If the charges make it to trial, Scaring said Sasson's credibility and motives will be challenged. He said there is evidence that Sasson turned on Grubman because detectives told him that they believed Grubman was intoxicated and noted that Sasson could be charged with acting in concert with Grubman to leave the scene of the accident.
They also noted that such a conviction could put Sasson's license to sell liquor in jeopardy.
"We consider that to be an improper threat and we think it will impact on Sasson's credibility," Scaring said.
So if the DWI charge doesn't hold up and the vehicular assault counts cave as a result, how does the defense handle the remaining felony charges of leaving the scene of an accident and second-degree assault?
Grubman will contend that she wanted to stay at the scene but was whisked away by well-meaning friends because she was hysterical. And with the vehicular assault charges closely linked to the issue of intoxication, Scaring said a jury could well conclude that Grubman was guilty of "ordinary negligence" and not negligence of a reckless nature as required by the statute.
Sasson's lawyer, Jeremy Schneider, said Grubman's defense team is clearly "posturing" and that Sasson is prepared to testify truthfully. Schneider said Grubman's main exposure appears to lay in the fact that she backed a vehicle into 16 people.
"He wasn't even there when the incident happened. He was contacted by people at the club," Scheider said of Sasson.
Prosecutor Joy Watson declined to discuss the defense's position on the DWI charge or Sasson's value to the case specifically. "It's not my practice to anticipate or speculate as to what a witness would say at trial," she said of Sasson.
Watson said she is proceeding as if there is going to be a trial and is prepared to prosecute Grubman on all the charges contained in the indictment.

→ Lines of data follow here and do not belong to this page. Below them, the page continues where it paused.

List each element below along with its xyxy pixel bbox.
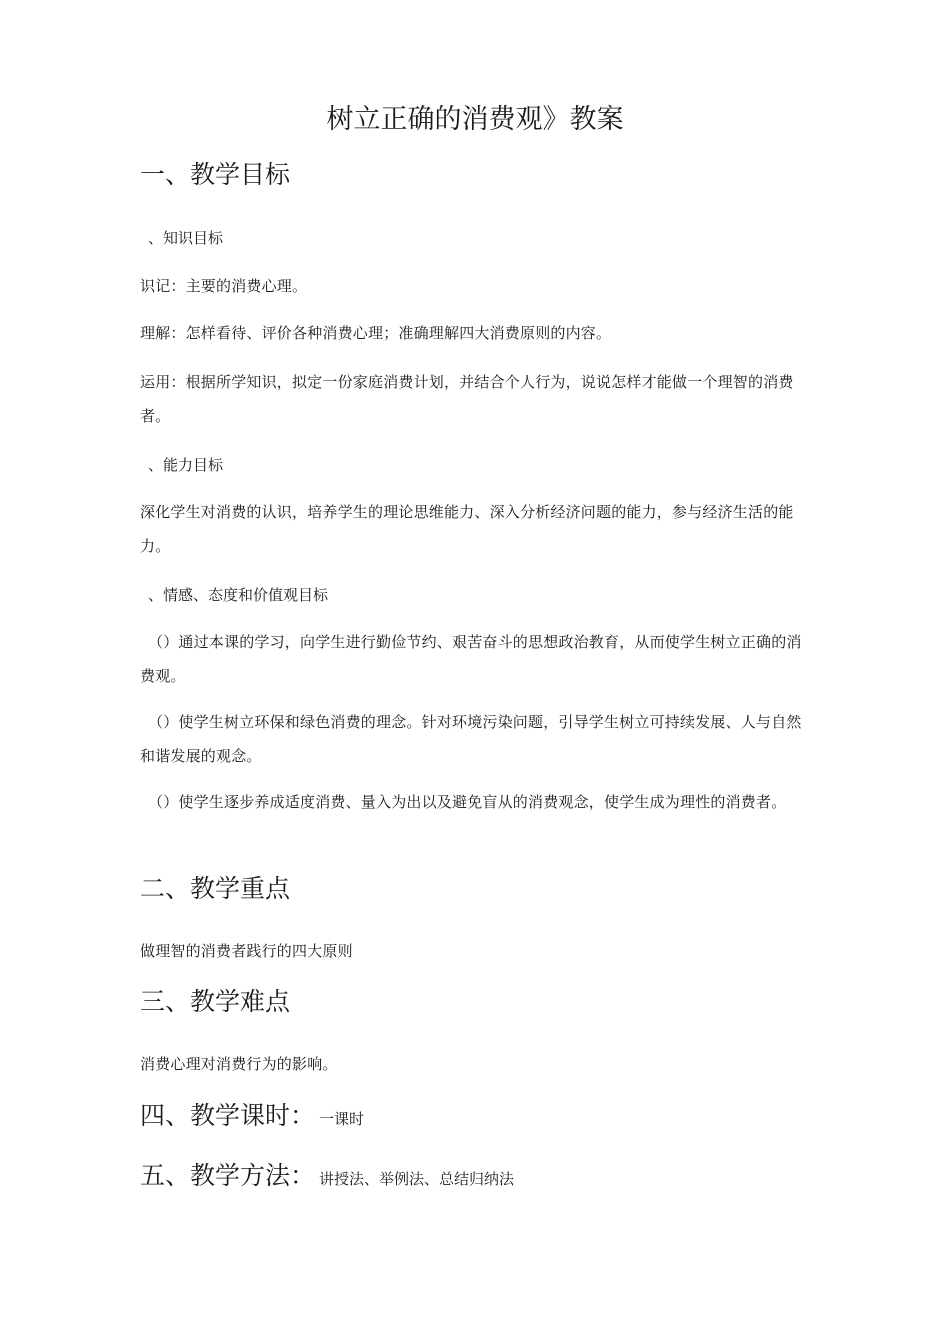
ability-goals-heading: 、能力目标 [148, 456, 224, 474]
section-class-hours-heading [140, 1098, 364, 1137]
section-teaching-goals-heading: 一、教学目标 [140, 160, 291, 189]
knowledge-item-understand: 理解：怎样看待、评价各种消费心理；准确理解四大消费原则的内容。 [140, 324, 612, 342]
knowledge-item-recall: 识记：主要的消费心理。 [140, 277, 308, 295]
methods-label: 五、教学方法： [140, 1161, 316, 1190]
emotion-item-1: （）通过本课的学习，向学生进行勤俭节约、艰苦奋斗的思想政治教育，从而使学生树立正确的消费观。 [140, 633, 802, 685]
section-key-points-heading: 二、教学重点 [140, 874, 291, 903]
section-methods-heading [140, 1158, 514, 1197]
difficulties-text: 消费心理对消费行为的影响。 [140, 1055, 338, 1073]
key-points-text: 做理智的消费者践行的四大原则 [140, 942, 353, 960]
knowledge-goals-heading: 、知识目标 [148, 229, 224, 247]
emotion-goals-heading: 、情感、态度和价值观目标 [148, 586, 329, 604]
knowledge-item-apply: 运用：根据所学知识，拟定一份家庭消费计划，并结合个人行为，说说怎样才能做一个理智的消费者。 [140, 373, 794, 425]
ability-goals-text: 深化学生对消费的认识，培养学生的理论思维能力、深入分析经济问题的能力，参与经济生活的能力。 [140, 503, 794, 555]
class-hours-value: 一课时 [319, 1110, 365, 1128]
document-title: 树立正确的消费观》教案 [326, 104, 624, 135]
section-difficulties-heading: 三、教学难点 [140, 987, 291, 1016]
class-hours-label: 四、教学课时： [140, 1101, 316, 1130]
methods-value: 讲授法、举例法、总结归纳法 [319, 1170, 515, 1188]
emotion-item-2: （）使学生树立环保和绿色消费的理念。针对环境污染问题，引导学生树立可持续发展、人与自然和谐发展的观念。 [140, 713, 802, 765]
emotion-item-3: （）使学生逐步养成适度消费、量入为出以及避免盲从的消费观念，使学生成为理性的消费者。 [148, 793, 787, 811]
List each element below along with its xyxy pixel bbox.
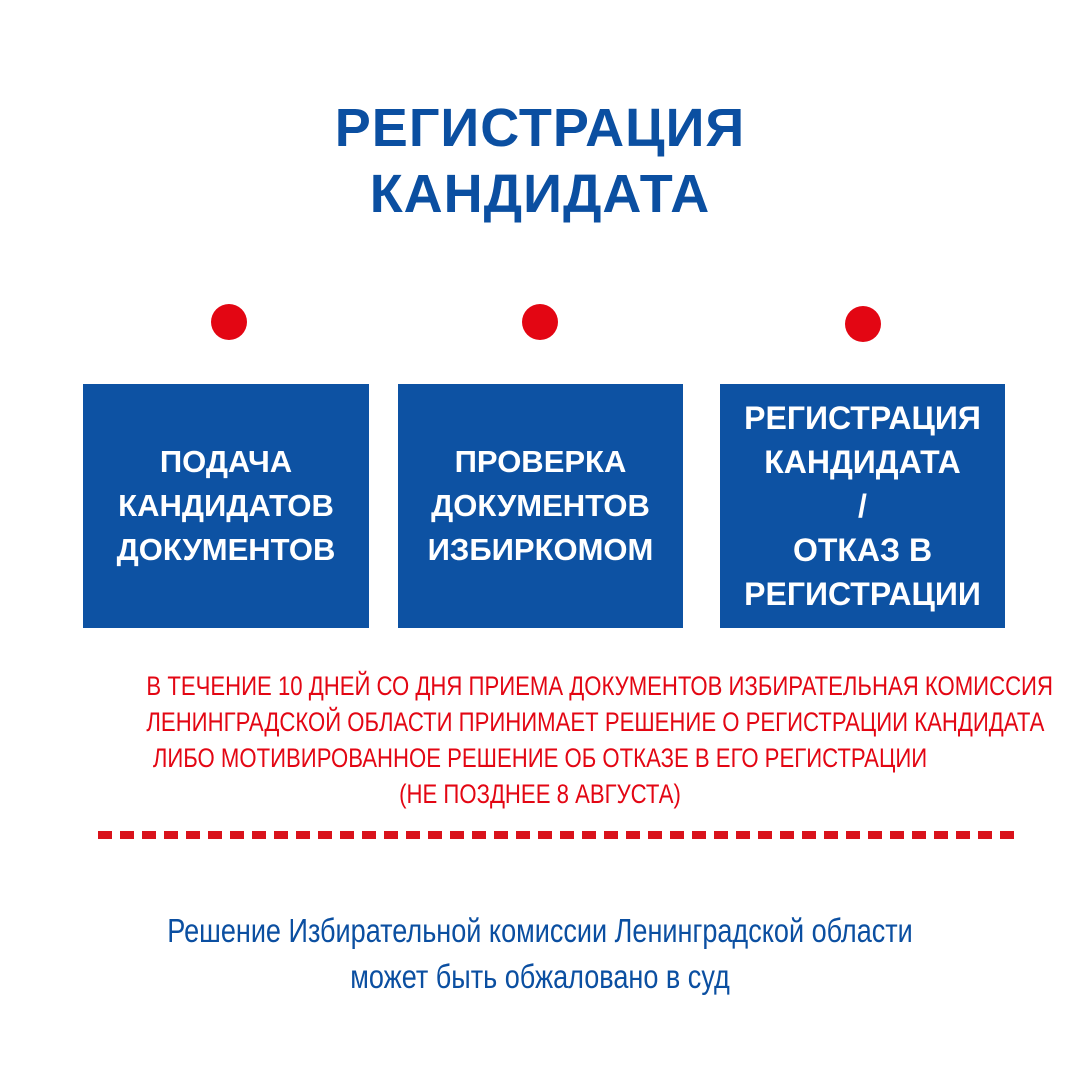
deadline-notice: [146, 668, 1053, 812]
page-title: [0, 95, 1080, 227]
step-box-verification: [398, 384, 683, 628]
page-title-line-2: КАНДИДАТА: [369, 164, 711, 224]
dashed-divider: [98, 831, 1022, 839]
step-box-submission: [83, 384, 369, 628]
step-2-marker-dot: [522, 304, 558, 340]
step-box-line: КАНДИДАТА: [764, 444, 961, 480]
notice-line: ЛЕНИНГРАДСКОЙ ОБЛАСТИ ПРИНИМАЕТ РЕШЕНИЕ О РЕГИСТРАЦИИ КАНДИДАТА: [146, 707, 1045, 737]
step-box-line: ДОКУМЕНТОВ: [116, 532, 336, 567]
step-1-marker-dot: [211, 304, 247, 340]
notice-line: В ТЕЧЕНИЕ 10 ДНЕЙ СО ДНЯ ПРИЕМА ДОКУМЕНТОВ ИЗБИРАТЕЛЬНАЯ КОМИССИЯ: [146, 671, 1053, 701]
step-box-line: ИЗБИРКОМОМ: [427, 532, 654, 567]
notice-line: ЛИБО МОТИВИРОВАННОЕ РЕШЕНИЕ ОБ ОТКАЗЕ В ЕГО РЕГИСТРАЦИИ: [152, 743, 928, 773]
page-title-line-1: РЕГИСТРАЦИЯ: [334, 98, 746, 158]
appeal-note: [130, 908, 950, 1000]
step-box-line: РЕГИСТРАЦИЯ: [744, 400, 981, 436]
notice-line: (НЕ ПОЗДНЕЕ 8 АВГУСТА): [399, 779, 681, 809]
step-box-line: ОТКАЗ В: [792, 532, 933, 568]
step-box-line: КАНДИДАТОВ: [118, 488, 334, 523]
step-box-line: РЕГИСТРАЦИИ: [744, 576, 981, 612]
step-box-line: /: [858, 488, 867, 524]
appeal-line: может быть обжаловано в суд: [350, 958, 730, 995]
step-box-line: ДОКУМЕНТОВ: [431, 488, 650, 523]
step-box-line: ПРОВЕРКА: [454, 444, 627, 479]
step-3-marker-dot: [845, 306, 881, 342]
appeal-line: Решение Избирательной комиссии Ленинградской области: [167, 912, 913, 949]
step-box-line: ПОДАЧА: [159, 444, 293, 479]
step-box-registration-or-refusal: [720, 384, 1005, 628]
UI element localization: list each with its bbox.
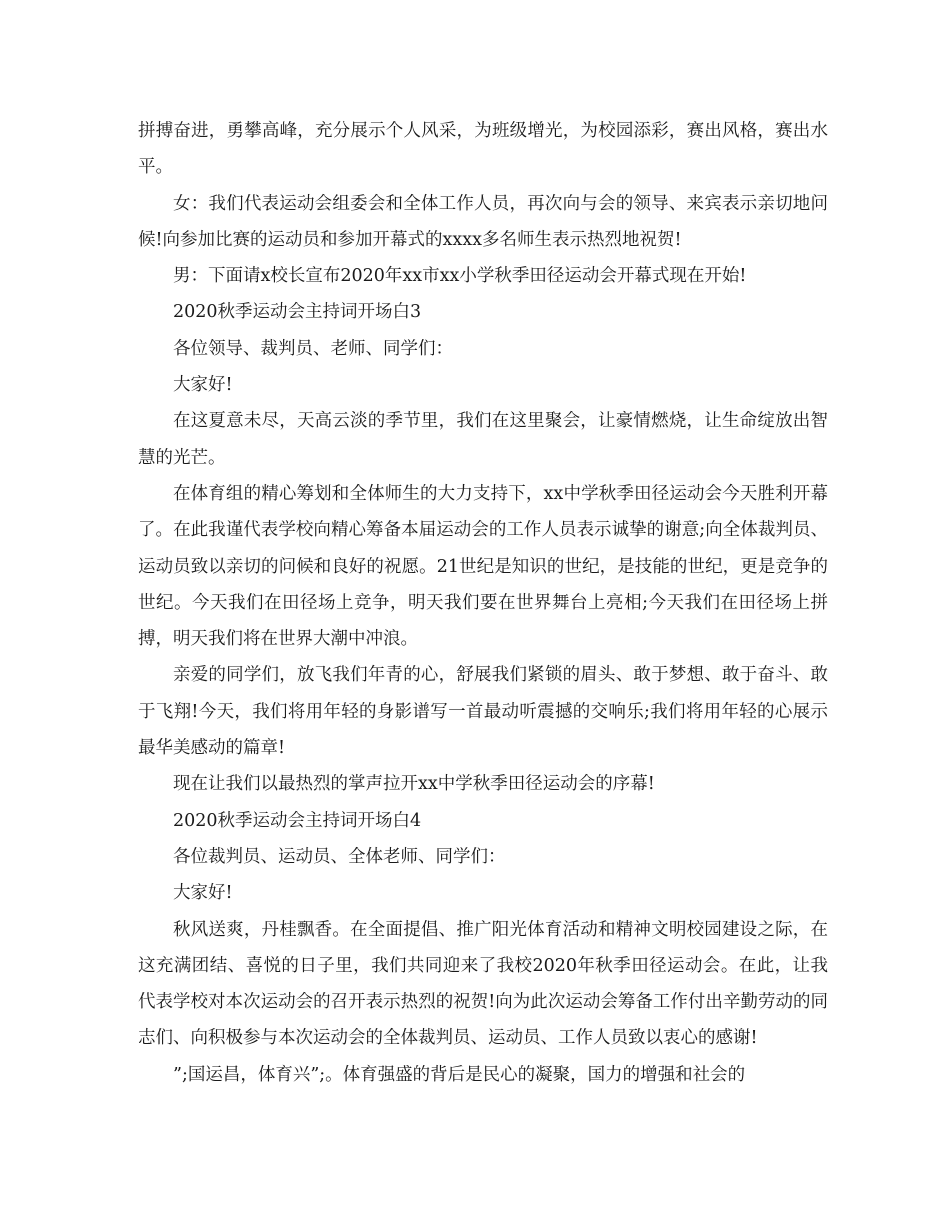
paragraph: 女：我们代表运动会组委会和全体工作人员，再次向与会的领导、来宾表示亲切地问候!向参加比赛的运动员和参加开幕式的xxxx多名师生表示热烈地祝贺! [138, 193, 828, 250]
paragraph: ”;国运昌，体育兴”;。体育强盛的背后是民心的凝聚，国力的增强和社会的 [173, 1064, 746, 1085]
paragraph: 亲爱的同学们，放飞我们年青的心，舒展我们紧锁的眉头、敢于梦想、敢于奋斗、敢于飞翔!今天，我们将用年轻的身影谱写一首最动听震撼的交响乐;我们将用年轻的心展示最华美感动的篇章! [138, 665, 828, 759]
salutation: 各位领导、裁判员、老师、同学们： [173, 338, 453, 359]
document-body [138, 113, 828, 1093]
paragraph: 在体育组的精心筹划和全体师生的大力支持下，xx中学秋季田径运动会今天胜利开幕了。在此我谨代表学校向精心筹备本届运动会的工作人员表示诚挚的谢意;向全体裁判员、运动员致以亲切的问候和良好的祝愿。21世纪是知识的世纪，是技能的世纪，更是竞争的世纪。今天我们在田径场上竞争，明天我们要在世界舞台上亮相;今天我们在田径场上拼搏，明天我们将在世界大潮中冲浪。 [138, 483, 828, 650]
paragraph: 拼搏奋进，勇攀高峰，充分展示个人风采，为班级增光，为校园添彩，赛出风格，赛出水平。 [138, 121, 828, 178]
paragraph: 秋风送爽，丹桂飘香。在全面提倡、推广阳光体育活动和精神文明校园建设之际，在这充满团结、喜悦的日子里，我们共同迎来了我校2020年秋季田径运动会。在此，让我代表学校对本次运动会的召开表示热烈的祝贺!向为此次运动会筹备工作付出辛勤劳动的同志们、向积极参与本次运动会的全体裁判员、运动员、工作人员致以衷心的感谢! [138, 919, 828, 1049]
greeting: 大家好! [173, 883, 233, 904]
paragraph: 现在让我们以最热烈的掌声拉开xx中学秋季田径运动会的序幕! [173, 774, 655, 795]
paragraph: 在这夏意未尽，天高云淡的季节里，我们在这里聚会，让豪情燃烧，让生命绽放出智慧的光芒。 [138, 411, 828, 468]
section-heading: 2020秋季运动会主持词开场白3 [173, 302, 422, 323]
greeting: 大家好! [173, 375, 233, 396]
salutation: 各位裁判员、运动员、全体老师、同学们： [173, 846, 506, 867]
section-heading: 2020秋季运动会主持词开场白4 [173, 810, 422, 831]
paragraph: 男：下面请x校长宣布2020年xx市xx小学秋季田径运动会开幕式现在开始! [173, 266, 747, 287]
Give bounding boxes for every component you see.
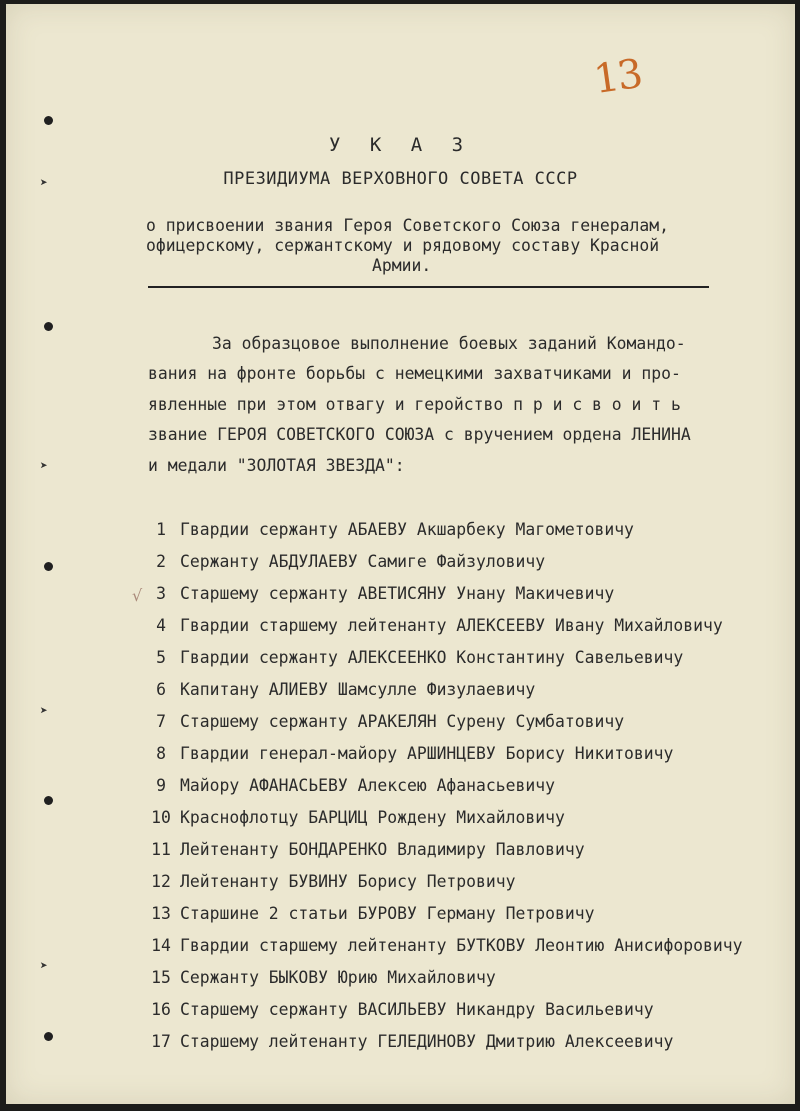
list-item-name: Сержанту БЫКОВУ Юрию Михайловичу	[180, 968, 496, 987]
preamble-line: вания на фронте борьбы с немецкими захватчиками и про-	[148, 364, 681, 383]
list-item-number: 11	[151, 840, 171, 859]
list-item-number: 15	[151, 968, 171, 987]
list-item-name: Гвардии старшему лейтенанту АЛЕКСЕЕВУ Ивану Михайловичу	[180, 616, 723, 635]
list-item	[142, 520, 634, 544]
list-item-name: Майору АФАНАСЬЕВУ Алексею Афанасьевичу	[180, 776, 555, 795]
document-page	[6, 4, 795, 1104]
list-item	[142, 776, 555, 800]
list-item-number: 14	[151, 936, 171, 955]
handwritten-page-number: 13	[591, 50, 644, 104]
list-item	[142, 872, 516, 896]
list-item-name: Лейтенанту БОНДАРЕНКО Владимиру Павловичу	[180, 840, 585, 859]
title-divider	[148, 286, 709, 288]
margin-tear-mark: ➤	[40, 459, 48, 474]
list-item-name: Капитану АЛИЕВУ Шамсулле Физулаевичу	[180, 680, 536, 699]
list-item-name: Старшему сержанту ВАСИЛЬЕВУ Никандру Васильевичу	[180, 1000, 654, 1019]
list-item-number: 4	[156, 616, 166, 635]
list-item-number: 13	[151, 904, 171, 923]
list-item-number: 1	[156, 520, 166, 539]
list-item	[142, 616, 723, 640]
list-item-name: Старшему сержанту АРАКЕЛЯН Сурену Сумбатовичу	[180, 712, 625, 731]
list-item-name: Краснофлотцу БАРЦИЦ Рождену Михайловичу	[180, 808, 565, 827]
list-item	[142, 904, 594, 928]
list-item-name: Старшему сержанту АВЕТИСЯНУ Унану Макичевичу	[180, 584, 615, 603]
preamble-line: явленные при этом отвагу и геройство п р и с в о и т ь	[148, 395, 681, 414]
list-item-name: Гвардии сержанту АБАЕВУ Акшарбеку Магометовичу	[180, 520, 634, 539]
list-item-number: 12	[151, 872, 171, 891]
preamble-line: За образцовое выполнение боевых заданий Командо-	[212, 334, 686, 353]
subject-line: Армии.	[372, 256, 432, 275]
decree-title: У К А З	[328, 134, 473, 156]
margin-tear-mark: ➤	[40, 959, 48, 974]
list-item-name: Гвардии старшему лейтенанту БУТКОВУ Леонтию Анисифоровичу	[180, 936, 743, 955]
list-item-name: Сержанту АБДУЛАЕВУ Самиге Файзуловичу	[180, 552, 546, 571]
list-item	[142, 584, 614, 608]
list-item-number: 6	[156, 680, 166, 699]
binder-hole	[44, 116, 53, 125]
list-item	[142, 840, 585, 864]
list-item	[142, 712, 624, 736]
margin-tear-mark: ➤	[40, 176, 48, 191]
binder-hole	[44, 322, 53, 331]
list-item	[142, 968, 496, 992]
list-item	[142, 808, 565, 832]
list-item-name: Старшему лейтенанту ГЕЛЕДИНОВУ Дмитрию Алексеевичу	[180, 1032, 674, 1051]
list-item	[142, 1000, 654, 1024]
subject-line: о присвоении звания Героя Советского Союза генералам,	[146, 216, 670, 235]
list-item	[142, 552, 545, 576]
list-item-name: Старшине 2 статьи БУРОВУ Герману Петровичу	[180, 904, 595, 923]
binder-hole	[44, 1032, 53, 1041]
list-item-number: 9	[156, 776, 166, 795]
list-item-number: 2	[156, 552, 166, 571]
list-item-number: 7	[156, 712, 166, 731]
list-item-number: 3	[156, 584, 166, 603]
list-item	[142, 936, 742, 960]
margin-checkmark: √	[132, 586, 143, 605]
list-item-number: 5	[156, 648, 166, 667]
list-item-number: 10	[151, 808, 171, 827]
preamble-line: звание ГЕРОЯ СОВЕТСКОГО СОЮЗА с вручением ордена ЛЕНИНА	[148, 425, 691, 444]
subject-line: офицерскому, сержантскому и рядовому составу Красной	[146, 236, 660, 255]
binder-hole	[44, 562, 53, 571]
list-item-number: 17	[151, 1032, 171, 1051]
list-item-name: Гвардии сержанту АЛЕКСЕЕНКО Константину Савельевичу	[180, 648, 684, 667]
binder-hole	[44, 796, 53, 805]
list-item-name: Гвардии генерал-майору АРШИНЦЕВУ Борису Никитовичу	[180, 744, 674, 763]
preamble-line: и медали "ЗОЛОТАЯ ЗВЕЗДА":	[148, 456, 405, 475]
list-item	[142, 680, 535, 704]
list-item-number: 16	[151, 1000, 171, 1019]
list-item	[142, 1032, 673, 1056]
margin-tear-mark: ➤	[40, 704, 48, 719]
list-item	[142, 744, 673, 768]
list-item-number: 8	[156, 744, 166, 763]
decree-issuer: ПРЕЗИДИУМА ВЕРХОВНОГО СОВЕТА СССР	[223, 169, 578, 189]
list-item-name: Лейтенанту БУВИНУ Борису Петровичу	[180, 872, 516, 891]
list-item	[142, 648, 683, 672]
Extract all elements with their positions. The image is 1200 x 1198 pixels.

"In terms of the level of the crimes, the assault charge is a class D felony and leaving the scene is a class E felony," Watson said. "They are both felony charges that expose her to upstate incarceration."
"Upstate" is a reference to upstate New York and its many forbidding penal institutions. Edward Burke Jr., Grubman's Southampton lawyer, reportedly toured the relatively comfortable Suffolk County Jail in Riverhead last month in anticipation of a possible plea agreement that would have permitted Grubman to serve a short sentence locally followed by a period of probation in exchange for guilty pleas.
If tried and convicted on all the counts, Grubman faces more than eight years in state prison.